Elizabeth Ravell: 17th century. Suffolk/Essex border.
[Eringo Root is Sea Holly, which looks a lot like the thistle plant].
For Consumtion
One gallon of milk of coltsfut, burrodge flowers, scabus, sannicel, bonagot, hysop, tunhuf of each one handfull, lickurus, raysons, figs of each 2 ounces, the blood of a sucken pig, 2 pints of snails beaton to pieces with the shels. Stil all those with a could still upon wite sugercande. Drink a quarter of a pint of this 3 times a day.
Elizabeth Ravell: 17th century. Suffolk/Essex border.
This Will Cuer Loosness
Take a sheeps head with ye wol one it, take out ye brains, bruse ye bonse and boile these in water. Strain it and take half a pint 3 quarters of a pint for a glester.
Elizabeth Ravell: 17th century. Suffolk/Essex border.

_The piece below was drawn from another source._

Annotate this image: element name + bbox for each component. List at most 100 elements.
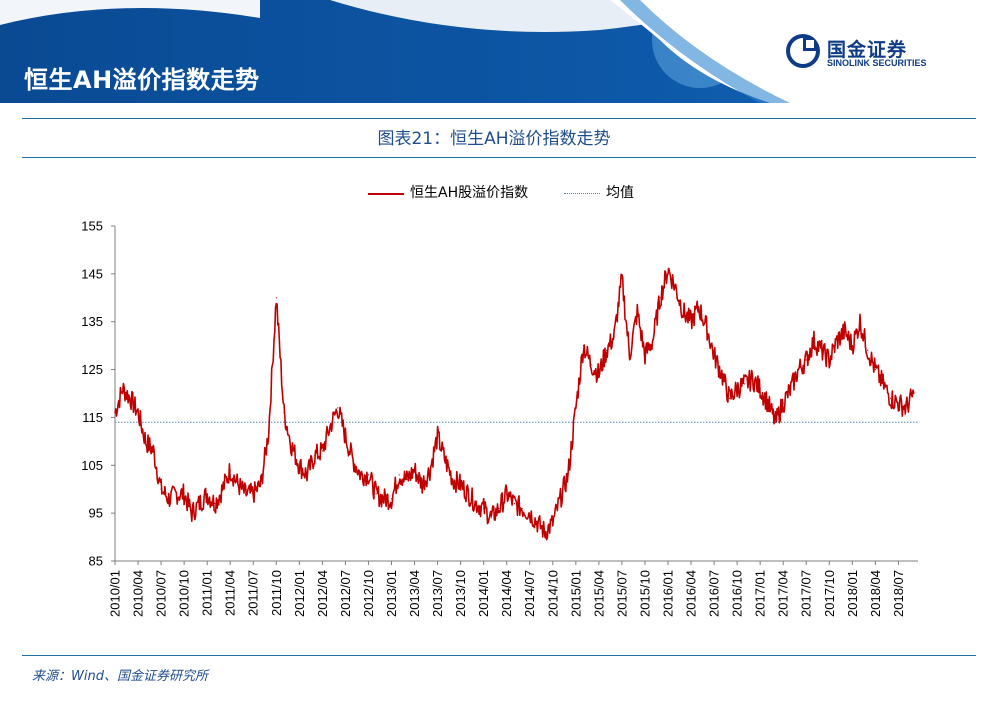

Some more recipes from Elizabeth Ravell are:
To Make Shrub : which is a drink made from lemons in brandy, cider, sugar.
And a particularly gruesome recipe: Dr Tillotsons Wives Water For Convulsiv Fits, which includes white wine, a paony root [I suspect this may be peony], “24 grains of a dead mans skull finely powdered and 16 grains of ye moss yt grows on a dead mans skull”. The mixture is taken “in ye morning fasting three days before and three days after ye new and full moon and just before ye fit comes”.
Ewwwwww!!!!
Elizabeth Ravell also has a recipe To Make a Surfit Water that includes 2 ounces of scorzenero roots, which sounds exotic. And a recipe For a Cough where the mixture is to be “Taken morning and evening on the point of a knife”.

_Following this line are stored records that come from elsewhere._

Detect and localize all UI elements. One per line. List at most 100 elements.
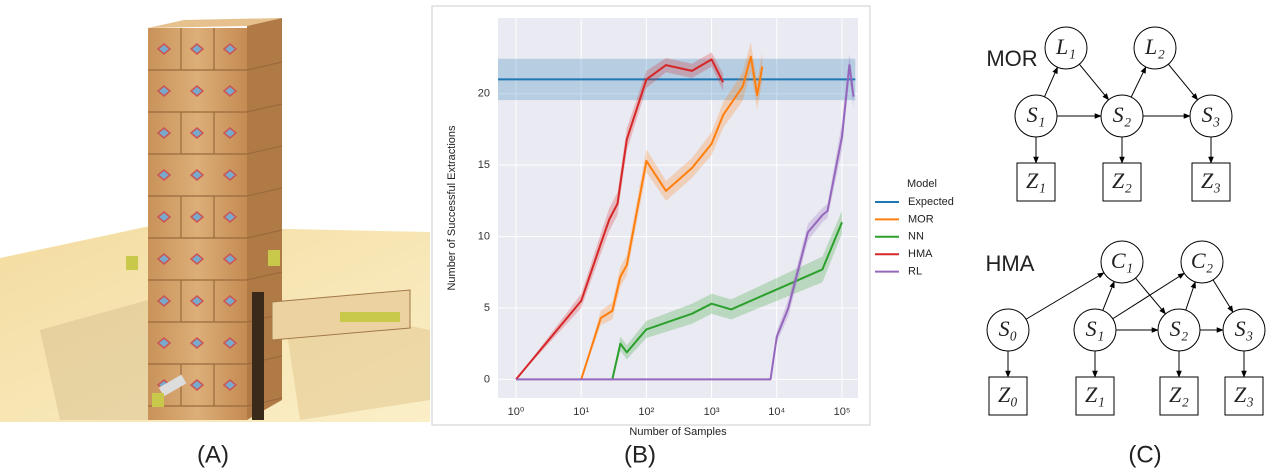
diagram-title: MOR	[986, 46, 1037, 71]
node-label: C₁	[1111, 248, 1133, 273]
legend-label: Expected	[908, 196, 954, 208]
tower-render	[0, 18, 430, 422]
diagram-node	[1224, 376, 1264, 416]
diagram-node	[1016, 162, 1056, 202]
error-band	[581, 42, 763, 380]
diagram-node	[1044, 26, 1088, 70]
panel-label: (B)	[624, 441, 656, 468]
block-edge	[246, 103, 283, 113]
plot-area	[498, 18, 858, 398]
diagram-edge	[1102, 280, 1115, 311]
diagram-node	[1100, 94, 1144, 138]
block-marker	[222, 169, 238, 181]
block-marker	[189, 169, 205, 181]
diagram-edge	[1044, 66, 1058, 97]
block-marker	[189, 43, 205, 55]
block-marker	[156, 253, 172, 265]
block-marker	[156, 337, 172, 349]
node-label: S₃	[1202, 102, 1221, 127]
node-label: Z₁	[1026, 168, 1046, 193]
legend-label: MOR	[908, 213, 934, 225]
y-tick-label: 15	[478, 159, 490, 171]
legend-title: Model	[907, 178, 937, 190]
diagram-edge	[1112, 272, 1185, 320]
node-label: S₃	[1235, 316, 1254, 341]
diagram-node	[986, 308, 1030, 352]
diagram-edge	[1078, 63, 1110, 101]
diagram-edge	[1025, 272, 1105, 320]
node-label: Z₂	[1169, 382, 1189, 407]
block-marker	[222, 127, 238, 139]
diagram-node	[1222, 308, 1266, 352]
node-label: L₁	[1055, 34, 1076, 59]
y-tick-label: 0	[484, 373, 490, 385]
x-axis-label: Number of Samples	[629, 426, 727, 438]
block-marker	[222, 85, 238, 97]
x-tick-label: 10²	[638, 406, 654, 418]
node-label: Z₀	[998, 382, 1018, 407]
x-tick-label: 10⁰	[508, 406, 525, 418]
diagram-edge	[1135, 277, 1166, 315]
legend-label: HMA	[908, 248, 933, 260]
node-label: S₂	[1170, 316, 1189, 341]
diagram-edge	[1212, 279, 1234, 313]
block-marker	[189, 337, 205, 349]
series-line	[580, 55, 764, 380]
block-edge	[246, 271, 283, 281]
y-axis-label: Number of Successful Extractions	[446, 125, 458, 291]
block-marker	[189, 85, 205, 97]
series-line	[515, 58, 724, 381]
x-tick-label: 10⁴	[768, 406, 785, 418]
y-tick-label: 20	[478, 88, 490, 100]
diagram-node	[1180, 240, 1224, 284]
node-label: S₁	[1027, 102, 1046, 127]
diagram-node	[1014, 94, 1058, 138]
node-label: S₁	[1086, 316, 1105, 341]
block-marker	[222, 379, 238, 391]
node-label: S₂	[1113, 102, 1132, 127]
block-marker	[189, 127, 205, 139]
diagram-node	[1159, 376, 1199, 416]
x-tick-label: 10¹	[573, 406, 589, 418]
diagram-node	[1102, 162, 1142, 202]
block-marker	[222, 295, 238, 307]
diagram-title: HMA	[986, 251, 1035, 276]
block-marker	[222, 337, 238, 349]
node-label: Z₂	[1112, 168, 1132, 193]
panel-label: (A)	[197, 441, 229, 468]
block-edge	[246, 187, 283, 197]
series-line	[611, 221, 843, 380]
block-marker	[156, 295, 172, 307]
block-marker	[222, 43, 238, 55]
diagram-edge	[1167, 63, 1199, 101]
block-marker	[156, 43, 172, 55]
block-marker	[156, 85, 172, 97]
series-line	[516, 64, 855, 381]
node-label: S₀	[999, 316, 1018, 341]
block-marker	[189, 295, 205, 307]
y-tick-label: 5	[484, 302, 490, 314]
node-label: Z₃	[1201, 168, 1221, 193]
x-tick-label: 10³	[704, 406, 720, 418]
block-marker	[189, 211, 205, 223]
block-marker	[156, 169, 172, 181]
block-marker	[189, 253, 205, 265]
x-tick-label: 10⁵	[834, 406, 851, 418]
diagram-node	[1073, 308, 1117, 352]
node-label: L₂	[1144, 34, 1165, 59]
block-marker	[156, 127, 172, 139]
legend-label: RL	[908, 266, 922, 278]
block-marker	[222, 211, 238, 223]
diagram-edge	[1130, 66, 1147, 98]
diagram-node	[1075, 376, 1115, 416]
block-edge	[246, 145, 283, 155]
diagram-node	[988, 376, 1028, 416]
block-edge	[246, 61, 283, 71]
node-label: Z₃	[1234, 382, 1254, 407]
legend-label: NN	[908, 231, 924, 243]
diagram-node	[1133, 26, 1177, 70]
diagram-node	[1100, 240, 1144, 284]
panel-label: (C)	[1128, 441, 1161, 468]
block-marker	[189, 379, 205, 391]
diagram-node	[1157, 308, 1201, 352]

Her recipe To Make a Green Oyntment for Kibe Hel (chapped heels): “Take sheeps dung new made and boyl in it a like quantity of mutton suit half an hour then strain it out and keep it for use”.
So, there we go – everything you need to know, (and some things you didn’t know you needed to know, and some things that you probably didn’t want to know!)
Bibliography :
East Anglian Ragbag: recipes, medicines, home hints, history and poems.
By Mary Norwak.
Dereham, Norfolk : Larks Press, 1998.
37 pages : illustrations (black and white) ; 15 x 21 cm.